KDM tinjau kondisi selokan yang penuh oleh sampah dekat kantor desa Cisande, kecamatan cicantayan, kabupaten Sukabumi/ Foto : Istimewa
MEDIAAKSARA.ID – Kang Dedi Mulyadi (KDM), Gubernur Jawa Barat, dijadwalkan menghadiri acara peringatan Hari Jadi ke-111 Kota Sukabumi Tahun 2025, pada Kamis (10/04/2025).
Namun, dalam perjalanan menuju lokasi acara, rombongan kendaraan KDM tersendat akibat adanya aktivitas penggalangan dana pembangunan Masjid Al-Abror oleh panitia di depan Kantor Desa Cisande, Jalan Raya Cikukulu, Desa Cisande, Kecamatan Cicantayan, Kabupaten Sukabumi.
Menanggapi hal tersebut, dalam video yang beredar di media sosial, Kang Dedi yang dikenal merakyat, turun langsung menyapa warga dan panitia pembangunan masjid di hadapan Kepala Desa Cisande.
Dalam cuplikan video yang dikutip mediaaksara.id, KDM mengatakan,
“Pagi ini saya sedang di Kabupaten Sukabumi, di Desa Cisande. Tuh, lihat, sampah numpuk,” ujarnya sambil menunjuk tumpukan sampah di sekitar lokasi.
KDM kemudian menyoroti aktivitas penggalangan dana yang dinilai mengganggu ketertiban umum.
“Bapak ini tiap hari bikin macet jalan, mungut uang pakai syair, untuk apa itu?” tanya KDM.
“Untuk pembangunan Masjid Al-Abror,” jawab Komarudin, anggota Linmas Desa Cisande.

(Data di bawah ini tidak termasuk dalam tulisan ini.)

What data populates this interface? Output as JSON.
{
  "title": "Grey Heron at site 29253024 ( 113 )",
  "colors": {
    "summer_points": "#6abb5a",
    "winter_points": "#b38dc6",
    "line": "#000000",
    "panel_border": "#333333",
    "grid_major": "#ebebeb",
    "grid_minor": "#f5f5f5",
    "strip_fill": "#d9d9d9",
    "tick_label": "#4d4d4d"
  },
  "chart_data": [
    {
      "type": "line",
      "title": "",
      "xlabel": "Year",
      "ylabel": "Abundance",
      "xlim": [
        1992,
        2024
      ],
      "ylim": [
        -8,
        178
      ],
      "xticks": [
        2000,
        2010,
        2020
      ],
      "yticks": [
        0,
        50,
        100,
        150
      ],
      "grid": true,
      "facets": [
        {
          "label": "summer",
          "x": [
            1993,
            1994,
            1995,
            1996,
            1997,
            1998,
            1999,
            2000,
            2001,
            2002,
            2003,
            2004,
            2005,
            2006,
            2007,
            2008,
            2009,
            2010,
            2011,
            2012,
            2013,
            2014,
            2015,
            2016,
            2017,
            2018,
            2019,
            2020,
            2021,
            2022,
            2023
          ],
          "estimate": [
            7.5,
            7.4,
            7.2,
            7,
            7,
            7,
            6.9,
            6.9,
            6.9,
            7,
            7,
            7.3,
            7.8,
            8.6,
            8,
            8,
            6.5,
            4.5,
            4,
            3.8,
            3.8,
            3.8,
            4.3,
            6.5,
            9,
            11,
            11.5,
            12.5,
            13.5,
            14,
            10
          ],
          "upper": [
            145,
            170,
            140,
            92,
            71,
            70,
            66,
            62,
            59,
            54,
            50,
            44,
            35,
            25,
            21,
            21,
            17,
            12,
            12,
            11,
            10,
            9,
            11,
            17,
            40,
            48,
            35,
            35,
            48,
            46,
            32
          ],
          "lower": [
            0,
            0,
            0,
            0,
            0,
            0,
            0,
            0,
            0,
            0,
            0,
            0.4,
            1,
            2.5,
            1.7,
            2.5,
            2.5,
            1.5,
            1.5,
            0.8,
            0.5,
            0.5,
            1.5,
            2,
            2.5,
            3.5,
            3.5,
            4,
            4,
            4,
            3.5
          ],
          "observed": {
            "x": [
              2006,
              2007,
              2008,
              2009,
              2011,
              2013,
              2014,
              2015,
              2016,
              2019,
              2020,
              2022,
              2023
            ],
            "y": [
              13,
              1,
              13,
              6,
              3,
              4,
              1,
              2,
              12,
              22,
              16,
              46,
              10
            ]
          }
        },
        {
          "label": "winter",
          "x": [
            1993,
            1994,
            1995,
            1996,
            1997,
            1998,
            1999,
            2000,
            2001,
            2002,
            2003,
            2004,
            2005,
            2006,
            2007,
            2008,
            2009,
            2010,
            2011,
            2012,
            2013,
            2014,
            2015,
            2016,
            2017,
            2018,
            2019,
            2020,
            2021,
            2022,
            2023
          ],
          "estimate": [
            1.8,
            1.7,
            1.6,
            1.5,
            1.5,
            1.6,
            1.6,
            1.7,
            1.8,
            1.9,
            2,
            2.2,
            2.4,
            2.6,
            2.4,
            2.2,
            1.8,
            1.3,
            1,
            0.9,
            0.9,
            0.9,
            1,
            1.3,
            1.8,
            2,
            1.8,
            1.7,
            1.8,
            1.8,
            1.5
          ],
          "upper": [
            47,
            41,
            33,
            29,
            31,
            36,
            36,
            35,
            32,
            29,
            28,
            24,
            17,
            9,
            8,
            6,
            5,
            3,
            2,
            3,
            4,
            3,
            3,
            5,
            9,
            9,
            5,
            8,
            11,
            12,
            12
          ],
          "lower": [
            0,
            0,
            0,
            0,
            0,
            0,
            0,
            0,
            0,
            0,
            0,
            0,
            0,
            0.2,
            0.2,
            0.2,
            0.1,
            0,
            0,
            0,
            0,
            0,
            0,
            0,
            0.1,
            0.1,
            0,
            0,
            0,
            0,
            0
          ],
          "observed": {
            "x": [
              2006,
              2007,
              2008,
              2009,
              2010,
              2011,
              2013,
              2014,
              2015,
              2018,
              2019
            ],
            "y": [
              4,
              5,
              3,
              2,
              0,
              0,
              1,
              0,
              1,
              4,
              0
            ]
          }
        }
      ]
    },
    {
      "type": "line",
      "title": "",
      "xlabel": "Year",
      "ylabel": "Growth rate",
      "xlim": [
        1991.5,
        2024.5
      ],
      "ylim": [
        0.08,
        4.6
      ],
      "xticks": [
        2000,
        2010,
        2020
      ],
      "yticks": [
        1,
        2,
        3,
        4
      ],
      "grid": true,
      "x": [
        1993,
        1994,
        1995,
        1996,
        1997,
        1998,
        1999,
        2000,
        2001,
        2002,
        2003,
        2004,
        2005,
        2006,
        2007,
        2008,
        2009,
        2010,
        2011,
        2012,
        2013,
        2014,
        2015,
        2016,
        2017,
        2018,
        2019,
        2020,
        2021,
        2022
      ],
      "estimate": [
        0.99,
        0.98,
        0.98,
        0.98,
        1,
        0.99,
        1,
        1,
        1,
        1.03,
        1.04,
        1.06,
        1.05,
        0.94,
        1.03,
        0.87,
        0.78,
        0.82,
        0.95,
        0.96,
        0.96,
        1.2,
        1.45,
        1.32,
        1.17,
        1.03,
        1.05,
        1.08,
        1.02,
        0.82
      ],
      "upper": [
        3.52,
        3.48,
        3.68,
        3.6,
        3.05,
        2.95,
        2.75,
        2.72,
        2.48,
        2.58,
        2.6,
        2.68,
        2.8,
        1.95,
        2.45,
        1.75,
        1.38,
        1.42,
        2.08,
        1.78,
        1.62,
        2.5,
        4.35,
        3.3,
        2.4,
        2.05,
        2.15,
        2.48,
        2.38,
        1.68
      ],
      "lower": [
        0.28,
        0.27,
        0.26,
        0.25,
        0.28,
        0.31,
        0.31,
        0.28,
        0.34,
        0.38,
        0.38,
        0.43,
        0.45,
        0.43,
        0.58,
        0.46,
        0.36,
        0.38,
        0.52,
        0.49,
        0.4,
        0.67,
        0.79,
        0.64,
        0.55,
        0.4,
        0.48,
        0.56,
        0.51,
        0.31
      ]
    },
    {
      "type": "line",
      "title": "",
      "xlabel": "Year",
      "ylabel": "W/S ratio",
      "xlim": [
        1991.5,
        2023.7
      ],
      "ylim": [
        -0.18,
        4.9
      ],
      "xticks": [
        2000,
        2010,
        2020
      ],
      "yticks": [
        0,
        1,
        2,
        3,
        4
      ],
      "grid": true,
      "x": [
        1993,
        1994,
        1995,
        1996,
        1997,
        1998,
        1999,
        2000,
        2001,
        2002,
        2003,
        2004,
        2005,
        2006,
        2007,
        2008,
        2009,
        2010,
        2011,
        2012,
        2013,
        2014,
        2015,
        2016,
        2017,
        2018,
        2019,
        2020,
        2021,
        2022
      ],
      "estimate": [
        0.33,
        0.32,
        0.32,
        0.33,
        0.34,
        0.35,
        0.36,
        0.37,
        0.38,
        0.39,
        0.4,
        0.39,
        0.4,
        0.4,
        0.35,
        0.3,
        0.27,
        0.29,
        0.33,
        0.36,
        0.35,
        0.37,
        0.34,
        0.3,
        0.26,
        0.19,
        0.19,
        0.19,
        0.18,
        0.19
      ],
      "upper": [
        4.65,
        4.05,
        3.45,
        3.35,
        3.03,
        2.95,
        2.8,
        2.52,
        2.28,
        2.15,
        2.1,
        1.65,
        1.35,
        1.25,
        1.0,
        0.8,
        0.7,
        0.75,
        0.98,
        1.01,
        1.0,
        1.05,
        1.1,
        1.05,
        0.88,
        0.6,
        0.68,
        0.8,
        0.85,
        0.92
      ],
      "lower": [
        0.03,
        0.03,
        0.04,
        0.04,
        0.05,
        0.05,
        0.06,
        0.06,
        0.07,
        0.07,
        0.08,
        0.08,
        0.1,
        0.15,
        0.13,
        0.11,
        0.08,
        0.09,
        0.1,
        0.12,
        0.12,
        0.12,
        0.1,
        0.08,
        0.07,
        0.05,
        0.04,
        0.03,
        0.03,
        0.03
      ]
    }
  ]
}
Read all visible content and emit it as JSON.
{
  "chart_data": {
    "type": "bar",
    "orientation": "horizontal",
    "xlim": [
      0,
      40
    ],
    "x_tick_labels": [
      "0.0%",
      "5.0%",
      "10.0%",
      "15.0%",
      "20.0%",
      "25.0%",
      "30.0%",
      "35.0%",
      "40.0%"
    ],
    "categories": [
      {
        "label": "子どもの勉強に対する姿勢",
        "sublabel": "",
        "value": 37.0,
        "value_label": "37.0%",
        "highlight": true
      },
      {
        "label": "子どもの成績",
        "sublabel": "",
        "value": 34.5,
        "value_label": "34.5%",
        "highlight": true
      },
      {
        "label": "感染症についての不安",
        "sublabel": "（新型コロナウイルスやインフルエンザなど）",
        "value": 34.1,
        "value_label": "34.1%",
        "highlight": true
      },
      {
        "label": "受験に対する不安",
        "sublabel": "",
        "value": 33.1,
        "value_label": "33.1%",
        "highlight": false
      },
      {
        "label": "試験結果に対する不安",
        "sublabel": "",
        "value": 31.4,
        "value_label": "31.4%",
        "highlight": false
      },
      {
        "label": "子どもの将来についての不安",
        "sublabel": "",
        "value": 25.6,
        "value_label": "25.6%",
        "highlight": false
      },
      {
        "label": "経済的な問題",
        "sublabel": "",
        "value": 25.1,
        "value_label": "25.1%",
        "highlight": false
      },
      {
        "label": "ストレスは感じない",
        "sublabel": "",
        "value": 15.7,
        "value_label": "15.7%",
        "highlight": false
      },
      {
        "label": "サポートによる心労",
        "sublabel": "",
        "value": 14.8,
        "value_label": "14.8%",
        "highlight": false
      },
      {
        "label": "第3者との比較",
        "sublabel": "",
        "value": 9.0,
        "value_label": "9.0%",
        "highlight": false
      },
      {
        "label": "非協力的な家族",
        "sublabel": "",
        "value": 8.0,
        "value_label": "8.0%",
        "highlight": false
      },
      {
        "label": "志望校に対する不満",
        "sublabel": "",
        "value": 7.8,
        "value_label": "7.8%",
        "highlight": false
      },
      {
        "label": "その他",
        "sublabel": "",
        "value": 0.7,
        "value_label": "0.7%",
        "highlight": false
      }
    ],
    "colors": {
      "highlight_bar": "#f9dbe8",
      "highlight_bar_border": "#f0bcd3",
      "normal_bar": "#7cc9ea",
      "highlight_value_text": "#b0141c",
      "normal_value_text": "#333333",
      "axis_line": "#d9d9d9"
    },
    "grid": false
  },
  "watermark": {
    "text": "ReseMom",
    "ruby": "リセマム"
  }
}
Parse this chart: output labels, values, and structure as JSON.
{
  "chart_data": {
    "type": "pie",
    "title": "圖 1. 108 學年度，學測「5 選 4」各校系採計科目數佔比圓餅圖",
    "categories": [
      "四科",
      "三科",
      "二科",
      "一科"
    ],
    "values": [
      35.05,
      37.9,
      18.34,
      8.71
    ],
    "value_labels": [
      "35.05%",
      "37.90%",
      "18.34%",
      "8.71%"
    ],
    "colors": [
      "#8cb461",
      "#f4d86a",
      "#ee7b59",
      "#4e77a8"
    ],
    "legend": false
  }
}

Baca: https://mediaaksara.id/walhi-ingatkan-gubernur-kdm-jangan-lupakan-kasus-puncak-bogor-dan-kbu/
KDM kembali menegaskan, “Ini bukan untuk Masjid As-Syairiyah, kan?”
“Bukan,” jawab Komarudin lagi.
Atas dasar tersebut, Gubernur Jabar memutuskan untuk menghentikan aktivitas galang dana tersebut.
“Hari ini saya hentikan. Tidak boleh lagi minta-minta untuk pembangunan masjid di jalan. Karena bikin macet dan bisa menimbulkan citra buruk bagi umat Islam,” tegas KDM.
Ketika KDM berujar “Kenapa Bapak mau dihentikan? Komar spontan jawab karena dapat sumbangan dari Bapak?” namun KDM langsung memotong pernyataan tersebut.
Ia kemudian memberikan solusi dan ajakan “Sekarang yang suka nyair (minta-minta) di jalan, ganti nyair runtah (memungut sampah), oke. Karena buang sampah ke sungai itu dosa, tapi mungut sampah itu ibadah”
Masih di kesempatan ini, KDM pun menyampaikan lima pesan moral :
“Urang Sukabumi, urang Jawa Barat: hiji kudu eling ka Gusti (satu: sadar kepada Allah SWT), dua eling ka diri (sadar diri), tilu eling ka indung bapa (sadar kepada orang tua), opat eling ka alam (sadar terhadap alam), lima eling ka sesama (bersilaturahmi). Gera areling, Ujang! Hayu, nuhun.”
Sebagai penutup, KDM berkata,
“Abdi bade ka (saya mau ke) ulang tahun Kota Sukabumi. Hentikan mungut duit (galang dana) di jalan, punten (maaf) ”
Terpisah, Sekretaris Desa Cisande, Aaf Abdullah Navita, yang dikonfirmasi melalui sambungan telepon mengatakan bahwa Gubernur tidak masuk ke kantor desa, namun sempat memberikan arahan penting.
“Pak Gubernur mengingatkan kami untuk mengajak warga kerja bakti membersihkan selokan di sepanjang Jalan Raya Provinsi Jawa Barat,” ungkapnya.
Ia juga menyampaikan bahwa Kang Dedi telah memberikan sumbangan sebesar Rp30 juta untuk pembangunan Masjid Al-Abror di Kampung Cikukulu RT 17/RW 05, Desa Cisande, Kecamatan Cicantayan, Kabupaten Sukabumi.